It should be noted that MyoII may determine the stresses transmitted to the substrate not only by setting the level of cytoskeletal tension through its cross-linking and contraction functions but also by modulating the number and area of the cell substrate adhesions. Therefore, a more detailed dissection of the mechanical function of MyoII would require measuring jointly the cell traction forces and substrate attachment regions. Nevertheless, our pole force measurements (Table 1), which represent the integrated effect of the stresses in the front and back of the cell (Del Alamo et al., 2007), provide a quantification of the overall level of cytoskeletal contraction in the cell independent of the number and area of the adhesions. These pole force measurements show no significant differences between wild-type and mlcE− cells but are 27% lower in mhcA− cells, consistent with prior observations that the cortical resistance to compression is reduced by 32% in mhcA− cells (Pasternak et al., 1989), and supporting an important role of MyoII for cytoskeletal integrity through its F-actin cross-linking function. In contrast, these data indicate that roughly 70% of the magnitude of cellular stresses comes from molecules other than MyoII. For example, we know that other actin cross-linking proteins, including α-actinin, cortexillin, and gelation factor (ABP120), make a significant contribution to maintaining cytoskeletal integrity and cortical stiffness (Witke et al., 1992; Faix et al., 1996; Reichl et al., 2008). It is therefore reasonable to assume that in the mhcA− cells, where our measurements show that contractile forces are more uniformly distributed throughout the cortex, some of these cross-linkers are relocalized and possibly partially compensate for the lack of MyoII cross-linking function.

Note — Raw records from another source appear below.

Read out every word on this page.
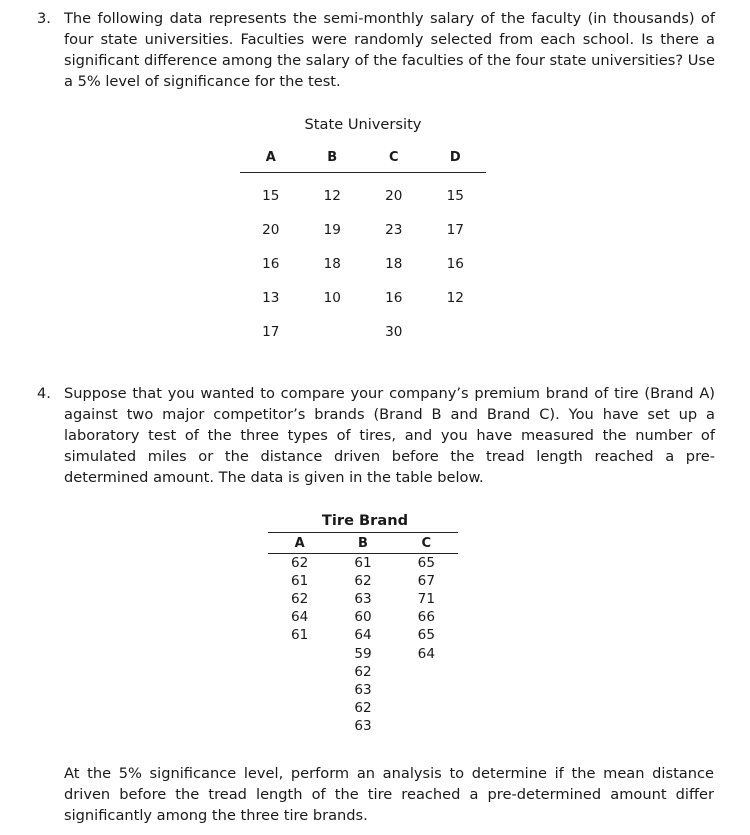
3. The following data represents the semi-monthly salary of the faculty (in thousands) of four state universities. Faculties were randomly selected from each school. Is there a significant difference among the salary of the faculties of the four state universities? Use a 5% level of significance for the test.
State University
A	B	C	D
15	12	20	15
20	19	23	17
16	18	18	16
13	10	16	12
17		30	
4. Suppose that you wanted to compare your company’s premium brand of tire (Brand A) against two major competitor’s brands (Brand B and Brand C). You have set up a laboratory test of the three types of tires, and you have measured the number of simulated miles or the distance driven before the tread length reached a pre-determined amount. The data is given in the table below.
Tire Brand
A	B	C
62	61	65
61	62	67
62	63	71
64	60	66
61	64	65
	59	64
	62	
	63	
	62	
	63	
At the 5% significance level, perform an analysis to determine if the mean distance driven before the tread length of the tire reached a pre-determined amount differ significantly among the three tire brands.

We gained further insight into the conserved motility cycle by decomposing our measurements of the movement of Dictyostelium cells into two distinct kinematical components: an inchworm-like motility component consisting only of protrusion and retraction and a shape-preserving component consisting only of continuous translocation. These events are not necessarily driven by different biochemical processes but are characterized by a different level of spatial and temporal coherence. We argue that the shape-preserving component is the result of continuous contributions from events occurring at a length scale much shorter than the cell length and at a time scale much shorter than the measured period of the motility cycle (T), possibly at the level of a single protein or molecular complex. Our MyoII mutant data suggest a direct involvement of continuous actomyosin contraction in this component and therefore indicate that MyoII makes an important contribution to cell speed during all phases of motility. Such a contribution may be related to its previously described role in frontal blebbing, which is sometimes observed in highly motile Dictyostelium cells (Langridge and Kay, 2006; Yoshida and Soldati, 2006) and other cell types (Charras, 2008). Interestingly, both the total migration speed and its inchworm-like and shape-preserving components are inversely proportional to the period of T. This dependence on the period of the cycle for the shape-preserving portion is unexpected and strongly suggests the existence of a coupling mechanism. The “inchworm” component presumably modulates the overall shape of the cell as well as other cellular properties like the global level of stress that drives the continuous, shape-preserving translocation of the cell. Recently, two components have also been found to play a role in leukocyte motility, but, rather than contributing to motility simultaneously, they have been described as a switch from deformation to gliding when MyoII activity is suppressed, or when substrate adhesiveness is increased (Jacobelli et al., 2009). Further work is needed to understand the exact relationship between our results and this observation, but the two findings suggest the existence of evolutionarily conserved mechanical aspects of amoeboid motility.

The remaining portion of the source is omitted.